効果的な対策:内部検知能力の強化、包括的アプローチ
ここまで紹介してきたM-Trends 2024の分析結果を踏まえ、組織が取るべき効果的な対策として以下3つが挙げられます。
1. 脆弱性およびアタックサーフェス管理の徹底
脆弱性が主要な侵入経路となっているため、脆弱性スキャンの定期的な実施、迅速なパッチ適用、重要システムの優先的な保護などを含む、包括的な「脆弱性管理プログラム」の実施が不可欠です。同時に、組織の攻撃対象となり得る領域(アタックサーフェス)を継続的に評価し、不要な露出を最小限に抑える取り組みも必要でしょう。そのためには、クラウド環境やリモートアクセス環境の安全性が確保できているか、あらためて注意を払うべきです。
2. 脅威インテリジェンスの活用
最新の脅威動向や攻撃者の戦術に関する情報を積極的に収集・分析し、自組織の防御戦略に反映させることが重要です。特に業界特有の脅威、地域固有のリスクも注視する必要があるでしょう。

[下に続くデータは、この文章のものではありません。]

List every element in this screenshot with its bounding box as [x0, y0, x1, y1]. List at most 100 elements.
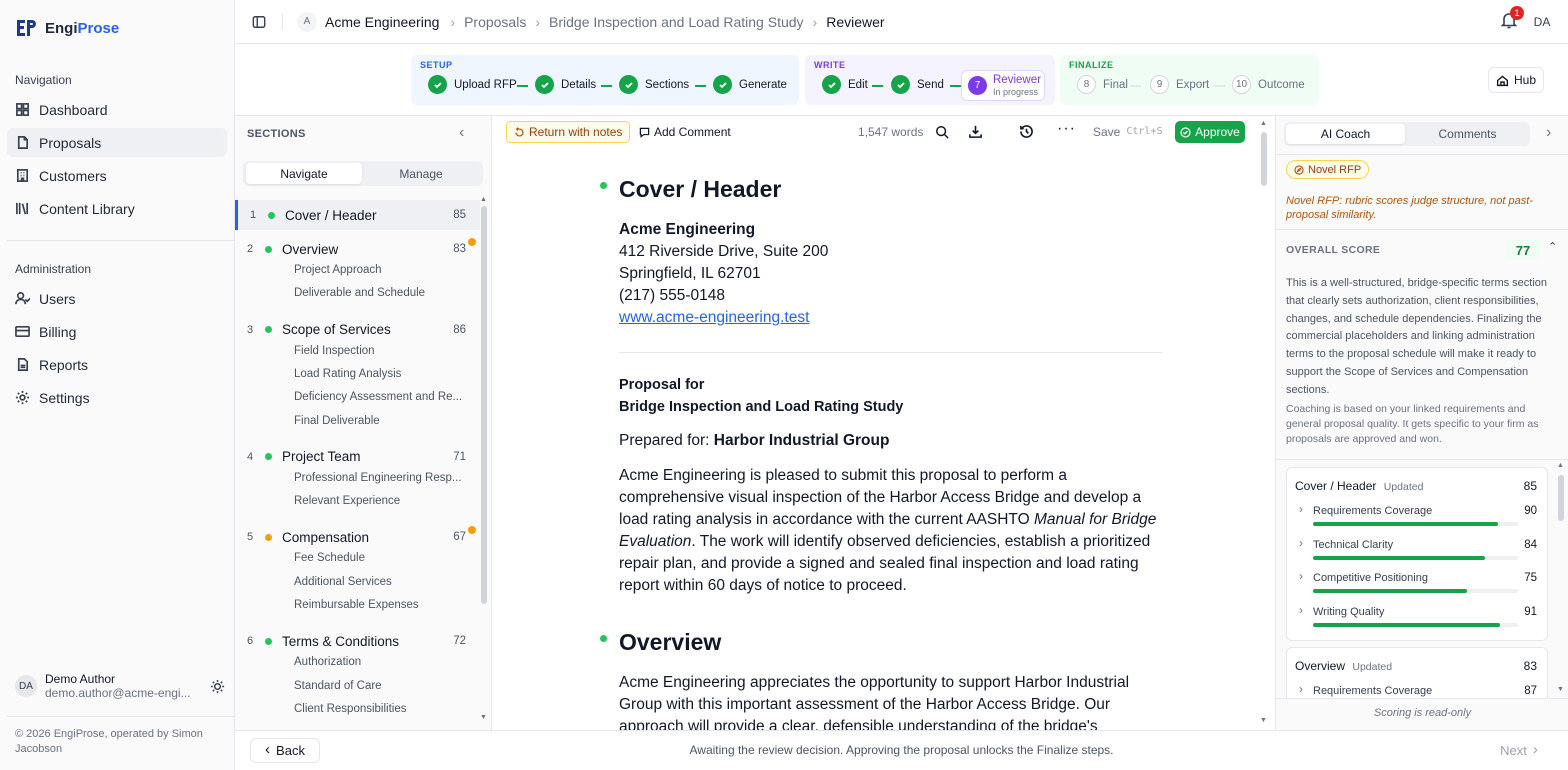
sections-scrollbar[interactable] [481, 206, 487, 604]
word-count: 1,547 words [858, 125, 924, 139]
metric-label: Requirements Coverage [1313, 685, 1433, 697]
section-number: 4 [246, 450, 254, 463]
save-button[interactable]: Save Ctrl+S [1093, 125, 1162, 139]
nav-customers[interactable]: Customers [7, 161, 227, 190]
section-item[interactable]: 1 Cover / Header 85 [235, 200, 480, 230]
step-details[interactable]: Details [535, 75, 596, 94]
subsection-item[interactable]: Authorization [294, 656, 466, 668]
nav-content-library[interactable]: Content Library [7, 194, 227, 223]
metric-row[interactable]: › Technical Clarity 84 [1287, 536, 1547, 569]
history-icon[interactable] [1019, 124, 1034, 139]
scroll-up-icon[interactable]: ▲ [1260, 120, 1267, 127]
add-comment-button[interactable]: Add Comment [632, 121, 738, 143]
novel-rfp-note: Novel RFP: rubric scores judge structure… [1286, 195, 1533, 221]
scroll-down-icon[interactable]: ▼ [1260, 717, 1267, 724]
nav-reports[interactable]: Reports [7, 350, 227, 379]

3. インシデント対応能力向上、緩和策(mitigation)の実装
サイバーセキュリティにおいて、ゼロデイ脆弱性を完全に防ぐことは困難です。そのため、インシデント発生を前提とした訓練や机上演習などを行い、対応能力の向上を図ることはもちろん、攻撃者の横方向の移動(ラテラルムーブメント)を制限し、被害を最小限に抑えるための緩和策を講じることにも注力すべきです。
結論:進化する脅威に必要なのは、継続的な警戒と適応
M-Trends 2024が示すように、サイバー脅威の状況は刻々と変化しています。攻撃者は常に新たな手法を開発し、防御策を迂回しようと試みています。このような環境下、組織のセキュリティを確保するためには、最新の脅威動向を常に把握し、それに応じて防御戦略を適応させていくことが欠かせません。セキュリティチームのスキル向上はもちろん、経営層の理解と支援を得ることも大切です。
まさにサイバーセキュリティは「終わりのない戦い」と言えます。今回のM-Trends 2024のような包括的な分析レポートを活用し、継続的に学習・適応していける組織は、新たなリスクにも効果的に対処していくことができるでしょう。